Vaisala said its Triton Wind Profiler remote sensing system will reach 20 million hours of collected wind data since market introduction in 2008.
The data have been gathered over 3700 deployments, spanning 45 countries and six continents, where Triton has been used to provide accurate wind measurements at sites both under development and in operations. In addition, Triton units have achieved a fleet-wide median up-time of 99.93% – a testament to the robust nature of the device.
Commenting on this milestone, Pascal Storck, Head of Renewable Energy at Vaisala, said: "The Triton is a real workhorse when it comes to all aspects of wind measurement worldwide and reaching 20 million hours shows the system's leading position in the market.
That's just shy of 2,300 years of collected wind data, and that number not only demonstrates Triton's consistency and reliability, but also reflects a growing appreciation among developers and operators for the system's versatility compared to traditional met masts and other available measurement options."
Vaisala's Triton global deployment statistics serve to illustrate the evolving applications of remote sensing technology by wind energy developers and operators in both established and emerging markets. Analysis of market-specific usage patterns over the past nine years reveals trends that correspond closely to the progress and overall maturity of those markets.
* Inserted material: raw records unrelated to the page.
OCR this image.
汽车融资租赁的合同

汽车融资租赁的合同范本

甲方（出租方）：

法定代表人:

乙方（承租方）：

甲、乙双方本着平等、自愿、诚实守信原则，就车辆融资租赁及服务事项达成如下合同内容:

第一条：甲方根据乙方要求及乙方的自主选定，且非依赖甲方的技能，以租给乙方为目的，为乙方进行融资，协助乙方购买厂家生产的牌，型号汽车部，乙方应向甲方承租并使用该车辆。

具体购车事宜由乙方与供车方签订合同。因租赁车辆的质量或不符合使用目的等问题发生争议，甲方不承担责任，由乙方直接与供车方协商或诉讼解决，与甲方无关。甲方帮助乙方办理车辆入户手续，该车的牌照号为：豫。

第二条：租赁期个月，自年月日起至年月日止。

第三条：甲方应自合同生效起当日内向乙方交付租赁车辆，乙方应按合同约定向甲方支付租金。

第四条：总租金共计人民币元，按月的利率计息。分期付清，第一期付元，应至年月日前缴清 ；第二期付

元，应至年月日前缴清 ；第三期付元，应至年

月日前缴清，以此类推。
Rising deployments at operational wind farms in established markets
In the more established European and US wind markets, there have been close to 2,600 deployments of the Triton, facilitating a range of uses in both site planning and operations. On the planning side, as the height and capacity of modern turbines has increased, the Triton has been widely used as an easier and more cost-effective alternative to static met towers throughout the early phases of development, from site assessment to turbine siting.
Simultaneously, as these markets and their wind projects mature, Triton is increasingly being deployed to help optimize wind assets. Today the system is commonly used at operational wind parks to provide permanent met reference information, model wake effects, conduct power performance testing and validate anemometry equipment.
The recent introduction of the International Electrotechnical Commission (IEC) standard for the use of remote sensors in power performance testing is expected to drive a further increase in deployments at operational projects and will be the topic of an upcoming webinar hosted by Vaisala.
Facilitating global wind prospecting
Since 2008, the remote territories and emerging wind markets of Australia, Asia, Africa and Latin America have seen well over 900 Triton deployments. As these nascent markets continue to develop, there is often a greater emphasis on identifying suitable sites for development, across terrain that is frequently complex.
Key emerging markets in which the Triton has seen significant numbers of deployments include Brazil, China and South Africa. Here, its reliability and ease of transportation has seen the remote sensing system play an important role in prospecting, helping developers and independent engineers to quickly identify the most promising sites for wind farm development – and, in the process, drive regional growth.
Remote monitoring, remote support
The robust nature of the Triton – which has conducted successful measurement campaigns while enduring temperatures of -40 degrees Celsius north of the Arctic Circle and hurricane-force winds on the US East Coast – is backed up by an equally robust support network. Vaisala's SkyServe online platform enables users to monitor data gathered by the Triton, but also allows Vaisala's own team of technicians to assess the performance of the global fleet and ensure as little downtime as possible.
"It's gratifying to see the range of markets in which Triton continues to be successfully deployed," added Storck. "As the data bears out, the Triton is built to last, robust enough to perform in a variety of harsh environments the world over, and versatile in contributing to the many stages of a wind farm's lifetime, spanning both development and operations phases."